批評/review

《 A Ship Went Up That Hill 》 Haeju Kim

Shitamichi Motoyuki (b. 1978, Japan) assembles and categorises things he sees, experiences and collects. He gathers fragments drifted from the strata of time, illuminates them under the light of the present and, in this way, connects the stories of the past to the here and now. This process manifests in the form of photographs and films as well as maps, objects and texts.

Following the archaeologist’s method, the artist explores the layers of time, with interest in which traces of the past remain in the present. He captures landscapes altered by natural disasters or urban development, collects fragile and fluid signs of artificially partitioned boundaries, and discovers everyday objects and stories behind mundane events.

After graduating from Musashino Art University, Tokyo, in 2001, for four years Shitamichi travelled all over Japan to capture traces of former military facilities, such as bunkers and forts, in a series of photographs entitled Remnants (2001–2005). He then travelled to Saipan, Tinian, Taiwan, Sakhalin and Korea to shoot Japanese shrine gates, which remain from Japan’s colonial period, for his Torii series (2006–2012). Rather than serving as direct evidence of the past, Shitamichi’s images encapsulate their present condition after a long period of time. His photographs show how traces of past events continuously change or disappear, like the essential state of memory.
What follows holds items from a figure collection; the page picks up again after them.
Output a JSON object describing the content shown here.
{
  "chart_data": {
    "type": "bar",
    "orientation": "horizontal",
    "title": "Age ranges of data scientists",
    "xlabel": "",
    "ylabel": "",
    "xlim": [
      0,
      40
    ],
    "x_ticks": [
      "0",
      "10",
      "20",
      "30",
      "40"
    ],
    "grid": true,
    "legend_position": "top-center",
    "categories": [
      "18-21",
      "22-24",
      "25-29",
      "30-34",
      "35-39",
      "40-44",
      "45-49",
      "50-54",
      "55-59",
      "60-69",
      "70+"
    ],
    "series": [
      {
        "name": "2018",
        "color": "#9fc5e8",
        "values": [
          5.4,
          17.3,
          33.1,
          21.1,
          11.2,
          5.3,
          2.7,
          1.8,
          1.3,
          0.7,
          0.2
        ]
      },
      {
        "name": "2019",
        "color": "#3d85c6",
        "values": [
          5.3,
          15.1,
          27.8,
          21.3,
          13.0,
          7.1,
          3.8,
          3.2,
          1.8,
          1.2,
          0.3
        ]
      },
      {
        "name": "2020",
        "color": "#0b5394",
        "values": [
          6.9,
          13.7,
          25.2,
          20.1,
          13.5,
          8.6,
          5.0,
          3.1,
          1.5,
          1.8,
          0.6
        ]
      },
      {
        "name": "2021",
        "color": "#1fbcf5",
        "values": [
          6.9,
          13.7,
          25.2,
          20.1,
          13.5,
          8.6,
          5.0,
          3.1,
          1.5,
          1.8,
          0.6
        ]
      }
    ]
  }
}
A year after the 2011 Great East Japan Earthquake, the artist left Tokyo and moved to the Aichi region. One day, he happened across a small and beautiful river called Sakaigawa near his new house. The river, whose name literally translates to ‘Border River’, was also the boundary between the two provinces that governed the area long ago. Interested in this fact, Shitamichi began to interview people living by the river. As he found traces of borders buried in the name and topography of nature, ‘borders and boundaries’ gradually became the main subject of his work. The artist’s interest in the physical and, subsequently, psychological boundaries sensed in everyday life continues to the present. His research has since expanded to address a larger geography, as exemplified by Tsunami Boulder (2015–ongoing) – which is presented in this exhibition. This ongoing project is centred on the island of Okinawa, where geopolitical tensions permeate history. Capturing the massive rocks and boulders washed ashore by tsunamis, the work highlights the abrupt changes in scenery caused by natural disasters. Since 2013, Shitamichi has also been orchestrating a workshop-based project entitled 14 years old & the world & borders (2013–ongoing), working with teens at the threshold age of fourteen in different countries across the world.

Just before the outbreak of the coronavirus pandemic in 2020, the artist moved with his family to Naoshima, a small island in the inland sea of Setouchi, where he is still based. Here, every day he collects traces of the modern past, which he calls ‘new antiques’: everyday objects like matchboxes, bottles and tickets, which he incorporates into his work. He also holds various workshops with local residents in his studio, which serves as a library and commons. Working in close tandem with others, Shitamichi seeks to understand individuals, society and the world through a practice that attempts to reveal mundane but significant signs within everyday life, and invites us to rediscover the new values and perspectives they contain. As he explains, ‘I want to know the world in my own way, which is why I keep doing what I do.’